Somatic telomerase activity has been detected in tissues of some species, including birds114, but is generally thought to be repressed in large bodied and long-lived species as a mechanism of tumor suppression115,116,117. However, little is known about the energetic costs of TL maintenance16,118,119, and telomerase activity and telomere maintenance are not well-known within house sparrows. For instance, cycloastrogenol (TA‐65120), which activates telomerase and lengthens telomeres in blood in mice (Mus musculus121), humans (Homo sapiens122), zebra finches (Taenopygia guttata123), and tree swallows (Tachycineta bicolor124) was found to shorten telomeres in blood in house sparrow fledglings125. Experimental manipulations of TL or telomerase activity123,126,127 may be necessary to further our understanding of the causal role of telomere dynamics in shaping organismal life-histories119.

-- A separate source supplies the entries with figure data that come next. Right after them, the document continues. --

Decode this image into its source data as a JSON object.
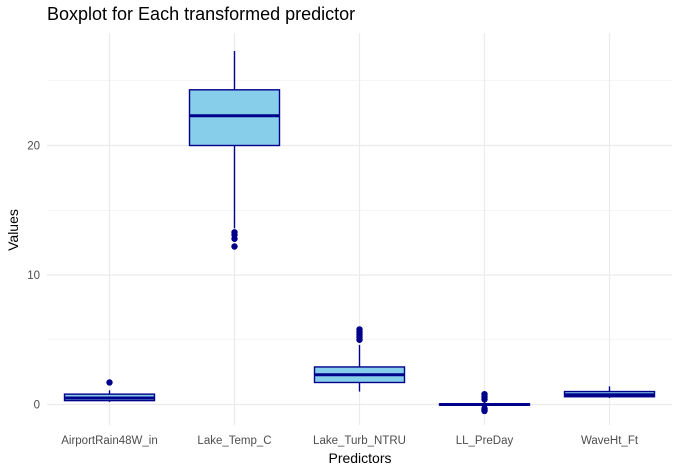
{
  "chart_data": {
    "type": "boxplot",
    "title": "Boxplot for Each transformed predictor",
    "xlabel": "Predictors",
    "ylabel": "Values",
    "ylim": [
      -2.5,
      27.5
    ],
    "yticks": [
      0,
      10,
      20
    ],
    "grid": true,
    "legend": "none",
    "colors": {
      "fill": "#87ceeb",
      "stroke": "#00008b",
      "grid": "#ebebeb"
    },
    "categories": [
      "AirportRain48W_in",
      "Lake_Temp_C",
      "Lake_Turb_NTRU",
      "LL_PreDay",
      "WaveHt_Ft"
    ],
    "boxes": [
      {
        "category": "AirportRain48W_in",
        "min": 0.2,
        "q1": 0.3,
        "median": 0.5,
        "q3": 0.8,
        "max": 1.1,
        "outliers": [
          1.7
        ]
      },
      {
        "category": "Lake_Temp_C",
        "min": 13.6,
        "q1": 20.0,
        "median": 22.3,
        "q3": 24.3,
        "max": 27.3,
        "outliers": [
          13.3,
          13.1,
          12.8,
          12.2
        ]
      },
      {
        "category": "Lake_Turb_NTRU",
        "min": 1.0,
        "q1": 1.7,
        "median": 2.3,
        "q3": 2.9,
        "max": 4.6,
        "outliers": [
          5.0,
          5.2,
          5.4,
          5.6,
          5.8
        ]
      },
      {
        "category": "LL_PreDay",
        "min": -0.2,
        "q1": -0.05,
        "median": 0.0,
        "q3": 0.05,
        "max": 0.2,
        "outliers": [
          -0.5,
          -0.4,
          -0.3,
          0.4,
          0.6,
          0.8
        ]
      },
      {
        "category": "WaveHt_Ft",
        "min": 0.5,
        "q1": 0.6,
        "median": 0.75,
        "q3": 1.0,
        "max": 1.4,
        "outliers": []
      }
    ]
  }
}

In conclusion, we found evidence of general telomere shortening with age within individuals, but also several instances of apparent telomere lengthening and at least one case of consistent lengthening through life in wild house sparrows. Early-life TL predicted later-life TL, but the change in TL was independent of early-life TL. There was a moderate heritability of ∆TL, which was higher than the heritability of TL, but most of the variation in both ∆TL and TL was explained by cohort effects. Furthermore, we found indications of population differences in ∆TL that may be linked to habitat differences. Combined, our study indicates that telomere dynamics are influenced by both genetic and environmental variation, and that TL may be more phenotypically flexible within individuals than previously anticipated.